Sustrayéndonos a estas evocaciones de marcado lirismo, la llamada de un adelantado hizo que nos dirigiéramos a lo que fue antigua carbonera. Allí, tras la desvencijada puerta que se batía deshecha sobre los goznes, descubrimos para nuestro horror la sobrecogedora estampa que componían dos cuerpos, que abrazados y abrasados, parecían buscar un último e inútil gesto de protección. Apenas reconocibles por el furor con que con ellas cebáronse las llamas, Marijuli y su compañera de vigilancias, habían encontrado la más terrible muerte en el recinto donde fueron olvidadas. Aquella visión nos produjo hondo pesar, y aunque criaturas abyectas, merecieron por nuestra parte el homenaje de una postrera oración por sus almas.

Después y sin perder más tiempo, continuamos un ascenso a los infiernos en tanto que dimos con unos tramos de escaleras cuyos peldaños, retorcidos por el fuego sus mamperlanes de bronce, nos permitieron acceder a lo poco que quedaba de la planta principal. ¡Oh, amigo! El salón que fue escenario de bailes y saraos, el que guardó los ecos de las palabras galantes, el que albergó tanta dicha, era ahora covacha de tizones y refugio de la desolación. Mas ¿seré capaz de describir lo que allí hallamos? No, nunca sería posible, porque el lenguaje humano muéstrase incompetente herramienta al usarla para este cometido. ¡El horror! Jamás conocerás el significado de esta palabra si no viste aquel cuerpo calcinado que en extraño escorzo, tal un sarmiento hecho carbón, representaba el más extremo sufrimiento.

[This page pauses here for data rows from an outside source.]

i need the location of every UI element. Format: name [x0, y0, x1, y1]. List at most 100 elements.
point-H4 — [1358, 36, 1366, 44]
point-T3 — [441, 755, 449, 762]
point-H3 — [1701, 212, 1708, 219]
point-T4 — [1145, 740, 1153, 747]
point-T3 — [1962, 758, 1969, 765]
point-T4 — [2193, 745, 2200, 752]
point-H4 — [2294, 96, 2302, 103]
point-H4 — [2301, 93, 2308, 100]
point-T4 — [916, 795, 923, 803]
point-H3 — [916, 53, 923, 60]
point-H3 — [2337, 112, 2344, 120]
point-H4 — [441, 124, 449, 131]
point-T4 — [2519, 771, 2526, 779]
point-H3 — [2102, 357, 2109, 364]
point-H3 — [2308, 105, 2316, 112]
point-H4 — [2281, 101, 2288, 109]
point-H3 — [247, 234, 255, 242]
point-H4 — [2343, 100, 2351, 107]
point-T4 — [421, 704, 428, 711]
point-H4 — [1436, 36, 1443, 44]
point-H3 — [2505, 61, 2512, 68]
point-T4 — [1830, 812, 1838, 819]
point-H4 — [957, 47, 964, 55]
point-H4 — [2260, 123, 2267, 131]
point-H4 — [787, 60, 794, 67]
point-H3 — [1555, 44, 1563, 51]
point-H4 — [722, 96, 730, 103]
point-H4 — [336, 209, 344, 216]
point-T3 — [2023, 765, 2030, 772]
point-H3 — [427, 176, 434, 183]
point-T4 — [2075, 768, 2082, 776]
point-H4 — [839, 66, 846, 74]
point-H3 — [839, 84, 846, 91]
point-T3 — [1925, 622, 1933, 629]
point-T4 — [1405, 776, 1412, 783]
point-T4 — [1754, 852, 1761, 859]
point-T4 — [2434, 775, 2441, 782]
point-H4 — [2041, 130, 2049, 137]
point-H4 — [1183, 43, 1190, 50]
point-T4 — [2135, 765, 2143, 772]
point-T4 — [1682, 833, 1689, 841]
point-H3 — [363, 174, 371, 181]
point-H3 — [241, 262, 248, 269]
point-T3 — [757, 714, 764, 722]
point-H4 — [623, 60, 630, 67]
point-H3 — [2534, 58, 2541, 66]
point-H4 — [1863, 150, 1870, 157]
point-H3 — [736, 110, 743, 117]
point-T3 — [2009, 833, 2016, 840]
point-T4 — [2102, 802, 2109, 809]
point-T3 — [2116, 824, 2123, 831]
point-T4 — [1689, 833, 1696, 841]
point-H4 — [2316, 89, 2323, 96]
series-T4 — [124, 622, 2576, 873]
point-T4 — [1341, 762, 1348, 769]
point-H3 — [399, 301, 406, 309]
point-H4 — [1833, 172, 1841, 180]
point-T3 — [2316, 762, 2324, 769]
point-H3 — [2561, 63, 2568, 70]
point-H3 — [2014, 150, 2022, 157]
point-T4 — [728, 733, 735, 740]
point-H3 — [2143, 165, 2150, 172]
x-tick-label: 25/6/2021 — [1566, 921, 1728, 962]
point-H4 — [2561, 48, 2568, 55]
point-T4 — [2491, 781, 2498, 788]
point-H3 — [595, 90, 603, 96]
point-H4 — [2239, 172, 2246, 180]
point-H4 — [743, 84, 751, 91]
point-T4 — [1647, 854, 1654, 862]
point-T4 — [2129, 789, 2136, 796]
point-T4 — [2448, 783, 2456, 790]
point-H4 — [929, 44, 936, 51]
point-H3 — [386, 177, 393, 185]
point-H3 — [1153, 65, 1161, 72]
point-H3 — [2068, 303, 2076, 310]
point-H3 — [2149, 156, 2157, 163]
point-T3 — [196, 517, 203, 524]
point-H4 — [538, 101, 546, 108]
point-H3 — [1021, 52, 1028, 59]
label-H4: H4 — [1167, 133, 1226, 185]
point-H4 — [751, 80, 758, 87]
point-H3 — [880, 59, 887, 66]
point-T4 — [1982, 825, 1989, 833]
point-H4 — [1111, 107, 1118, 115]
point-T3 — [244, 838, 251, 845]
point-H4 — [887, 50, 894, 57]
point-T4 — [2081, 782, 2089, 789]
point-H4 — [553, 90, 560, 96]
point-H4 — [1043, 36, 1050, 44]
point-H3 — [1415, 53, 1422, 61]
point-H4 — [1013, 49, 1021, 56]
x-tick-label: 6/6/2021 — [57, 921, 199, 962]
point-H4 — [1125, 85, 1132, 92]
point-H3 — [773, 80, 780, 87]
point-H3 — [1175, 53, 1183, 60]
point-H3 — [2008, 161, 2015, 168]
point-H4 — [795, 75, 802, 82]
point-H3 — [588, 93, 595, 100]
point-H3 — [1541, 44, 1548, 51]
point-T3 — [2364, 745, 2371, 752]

El tabique caído que fue inclemente cortina descorrida, nos dejó ver lo que oculto estuvo, las cadenas y los grilletes con que se aherrojó a la desgraciada. ¿Cómo aquella deforme materia fue belleza en otro tiempo, cómo asociar la risa cristalina o la gracia de unos hoyuelos a aquel espanto irreconocible? No se detuvo nuestro padecer, pues a sus pies, compartiendo el breve espacio de lo que fue improvisada mazmorra, emparedamiento fatal, lóbrega alacena, yacía el cuerpecillo igualmente calcinado de un recién nacido al que el fuego, como en última burla, había respetado los ojos, los que abiertos nos miraban aterrados. Una mancha blanca velaba uno de ellos.

El desmayo vino a auxiliarme y sin sentido caí al suelo. Cuando recobré la conciencia halleme en mi cama al cuidado del médico y de mis padres. Durante cuatro días había sido preso de fiebres que me llevaron al delirio y a las más terroríficas alucinaciones. Jamás fui el mismo desde entonces y aunque han transcurrido casi diez años desde que la desgracia se cernió sobre nosotros, vuelvo a ser víctima de aquellos recuerdos terribles y la locura me atenaza de nuevo cuando en la víspera de San Abundio resuenan en el pueblo los lamentos inconsolables y fantasmagóricos de Merceditas, que acompañados del llanto de un niño, parecen surgir de entre los muros derruidos en atroz pesadilla que vivirá con nosotros para siempre”.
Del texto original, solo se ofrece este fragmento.